The good-natured senior citizens took off, offering Carmen a bunch of compliments as they left, but the following month not a cent was deposited to Sam’s bank account. At first, he called his parents on the phone and begged them to send money. But they demanded “You have to leave that spic with her cheap cocktail waitress mannerisms. She’s keeping you from finishing your design project and she’s draining all your money.” They knew their son, and they were implacable.
Sam cancelled his trip to Atlantic City and even fell into fell into a light—though, from his perspective, severe—depression. In the end, he had to go to Florida to engage in a “serious discussion with parents,” threatening not to “put up with such interference in my personal life from anybody.”
Sam never returned to Sea Gate. When Carmen attempted to get in contact with him, he replied that his plans changed and he asked her not to bother him. Soon, two persons who looked like moving men came to their apartment in Sea Gate. Having shown their IDs and the papers, they packed up Sam’s things and furniture (with Carmen’s help), stowed them into the truck, and, having handed Carmen a list of the removed items, left.

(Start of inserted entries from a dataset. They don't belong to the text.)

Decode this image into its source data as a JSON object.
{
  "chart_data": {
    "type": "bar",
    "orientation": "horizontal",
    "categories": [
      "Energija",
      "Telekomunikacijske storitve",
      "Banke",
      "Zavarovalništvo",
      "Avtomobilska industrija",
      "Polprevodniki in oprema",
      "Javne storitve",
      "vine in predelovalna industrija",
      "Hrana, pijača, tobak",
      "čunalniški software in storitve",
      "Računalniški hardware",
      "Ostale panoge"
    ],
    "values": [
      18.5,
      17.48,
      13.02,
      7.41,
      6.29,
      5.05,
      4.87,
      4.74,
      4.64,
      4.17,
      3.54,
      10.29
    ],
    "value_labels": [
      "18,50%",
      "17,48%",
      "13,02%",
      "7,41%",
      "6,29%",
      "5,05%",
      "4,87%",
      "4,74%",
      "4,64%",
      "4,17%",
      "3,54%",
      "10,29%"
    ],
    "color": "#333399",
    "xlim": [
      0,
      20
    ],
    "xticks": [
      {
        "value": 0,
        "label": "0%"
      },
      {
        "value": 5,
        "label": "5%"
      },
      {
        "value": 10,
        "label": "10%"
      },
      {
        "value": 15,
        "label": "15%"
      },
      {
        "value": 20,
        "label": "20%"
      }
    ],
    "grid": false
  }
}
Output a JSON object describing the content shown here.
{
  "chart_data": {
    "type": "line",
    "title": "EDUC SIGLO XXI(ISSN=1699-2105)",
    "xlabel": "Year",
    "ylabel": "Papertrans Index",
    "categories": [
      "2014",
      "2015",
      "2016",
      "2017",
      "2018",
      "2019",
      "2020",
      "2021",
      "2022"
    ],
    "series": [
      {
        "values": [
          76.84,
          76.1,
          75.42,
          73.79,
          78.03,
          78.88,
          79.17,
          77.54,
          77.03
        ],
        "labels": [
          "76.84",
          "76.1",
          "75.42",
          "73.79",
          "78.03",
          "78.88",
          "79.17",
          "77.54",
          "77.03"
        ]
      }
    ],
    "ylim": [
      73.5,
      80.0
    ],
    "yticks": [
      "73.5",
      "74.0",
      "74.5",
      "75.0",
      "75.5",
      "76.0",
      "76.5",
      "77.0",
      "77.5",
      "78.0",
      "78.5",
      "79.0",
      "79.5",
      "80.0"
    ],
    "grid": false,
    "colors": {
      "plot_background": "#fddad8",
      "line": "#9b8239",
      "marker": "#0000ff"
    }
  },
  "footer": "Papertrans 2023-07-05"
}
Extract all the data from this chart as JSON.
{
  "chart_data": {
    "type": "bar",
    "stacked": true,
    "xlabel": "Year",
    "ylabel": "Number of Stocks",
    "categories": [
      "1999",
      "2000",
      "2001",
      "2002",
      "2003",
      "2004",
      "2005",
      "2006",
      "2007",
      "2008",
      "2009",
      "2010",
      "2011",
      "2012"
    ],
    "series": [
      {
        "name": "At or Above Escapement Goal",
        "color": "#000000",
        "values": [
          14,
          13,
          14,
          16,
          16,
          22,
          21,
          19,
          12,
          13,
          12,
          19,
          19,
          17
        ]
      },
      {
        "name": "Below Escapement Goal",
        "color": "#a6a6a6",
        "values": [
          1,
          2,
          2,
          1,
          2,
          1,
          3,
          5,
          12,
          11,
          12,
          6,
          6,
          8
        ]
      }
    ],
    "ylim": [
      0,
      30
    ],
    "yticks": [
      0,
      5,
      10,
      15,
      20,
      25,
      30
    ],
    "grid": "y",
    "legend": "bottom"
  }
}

After yet another wrenching turn of fate, Carmen didn’t want to leave Sea Gate. Moreover, having extricated herself from her life as a prostitute, she didn’t want to go back to the sex business and instead wished to start a new life.
After she left the luxurious apartment in the villa where she’d been living with Sam, she rented a little cheap studio in a shabby private house. With no substantial occupation, and no documents or connections from good circles, she found a minimum wage job working as a house cleaner through the employment agency for illegal Mexican immigrants.
This was her life baggage: deceit, a nine year-old daughter left in Mexico under the care of her parents, prostitution, arrests, and drug addiction. With this baggage the cheerful Carmen encountered the dawn of a new day at Sea Gate and met Roy.